Le tocó el turno de tirar. Su dado saltó entre las piedras y rodó hasta que se paró, con el veinte en lo alto.
Una gran ovación surgió de la gente de Santuario, y los soldados que acompañaban a Aioue parecían cuando menos divertidos.
Aioue miró a Zagorka.
—Esto no cambia nada. Acabarás cayendo ante nosotros. Las secciones empezarán mañana sus salidas de día, haciendo un juramento de no agresión, pero mientras estén fuera de la ciudad, continuarán el sitio. De un modo u otro, nuestra gente pronto invadirá tu colonia.

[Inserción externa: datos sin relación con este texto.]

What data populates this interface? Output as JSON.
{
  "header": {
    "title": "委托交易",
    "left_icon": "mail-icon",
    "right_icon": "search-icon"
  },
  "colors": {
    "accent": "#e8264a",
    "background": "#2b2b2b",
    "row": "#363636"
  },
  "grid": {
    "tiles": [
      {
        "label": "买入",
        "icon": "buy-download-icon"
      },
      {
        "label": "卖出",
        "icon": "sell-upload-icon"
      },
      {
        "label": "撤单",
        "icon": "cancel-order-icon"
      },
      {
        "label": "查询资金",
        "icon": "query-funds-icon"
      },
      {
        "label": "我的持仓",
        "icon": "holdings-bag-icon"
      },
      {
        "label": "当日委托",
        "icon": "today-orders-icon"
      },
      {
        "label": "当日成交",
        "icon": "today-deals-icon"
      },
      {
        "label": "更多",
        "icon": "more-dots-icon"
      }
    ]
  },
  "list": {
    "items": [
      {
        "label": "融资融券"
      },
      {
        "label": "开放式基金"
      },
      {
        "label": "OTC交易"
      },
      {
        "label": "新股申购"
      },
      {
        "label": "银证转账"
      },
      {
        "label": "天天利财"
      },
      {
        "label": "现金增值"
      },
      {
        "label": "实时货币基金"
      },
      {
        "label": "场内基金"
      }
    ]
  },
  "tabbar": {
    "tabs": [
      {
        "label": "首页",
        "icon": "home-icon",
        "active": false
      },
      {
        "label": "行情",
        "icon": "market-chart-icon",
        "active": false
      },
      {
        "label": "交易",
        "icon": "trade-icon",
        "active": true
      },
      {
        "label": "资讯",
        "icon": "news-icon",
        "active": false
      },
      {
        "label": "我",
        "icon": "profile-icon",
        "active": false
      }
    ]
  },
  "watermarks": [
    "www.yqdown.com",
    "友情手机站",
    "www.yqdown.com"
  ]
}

—No lo dudo. —Zagorka se inclinó ante Aioue—. En mi nombre y en el de mi gente, bienvenidos a Santuario.
Aioue no contestó, pero su caballo blanco resopló mientras se volvía. Atravesaron el fuerte oleaje, de vuelta por el vado del río, con el contingente de guerreros a su alrededor.
Zagorka y Elionoway seguían allí de pie, saludando con la mano como un par de amistosos granjeros. El elfo murmuró:
—No tenía ni idea de que supieras magia.
—No es magia.
—Pero el discípulo tiró por él y sólo consiguió un diecinueve.
—Eso es porque su dado sólo llegaba a ese número.
—Tú dijiste que tenía veinte caras.
—Veinte caras, pero diecinueve números. Tiene dos seises. Mientras que mi dado tiene veinte caras pero sólo un número.
—El veinte.
—Exactamente.
Elionoway dio una calada de manera filosófica a su pipa.
—Eres una líder inteligente, Zagorka. Con un par de dados has impedido una invasión, pero hay otra.
—¿Otra? —preguntó la anciana visiblemente decaída—. ¿Y ahora qué?
En respuesta, Elionoway simplemente se dio la vuelta, señalando con el brazo la cara del acantilado.
Estaba cubierta con nuevos y profundos glifos. Las palabras parecían cambiar y multiplicarse visiblemente. Gruñendo, Zagorka agachó la cabeza y caminó hacia Chester.
—Parece que estuviéramos en una guerra de palabras.
Siguiéndola, Elionoway no pudo más que sonreír.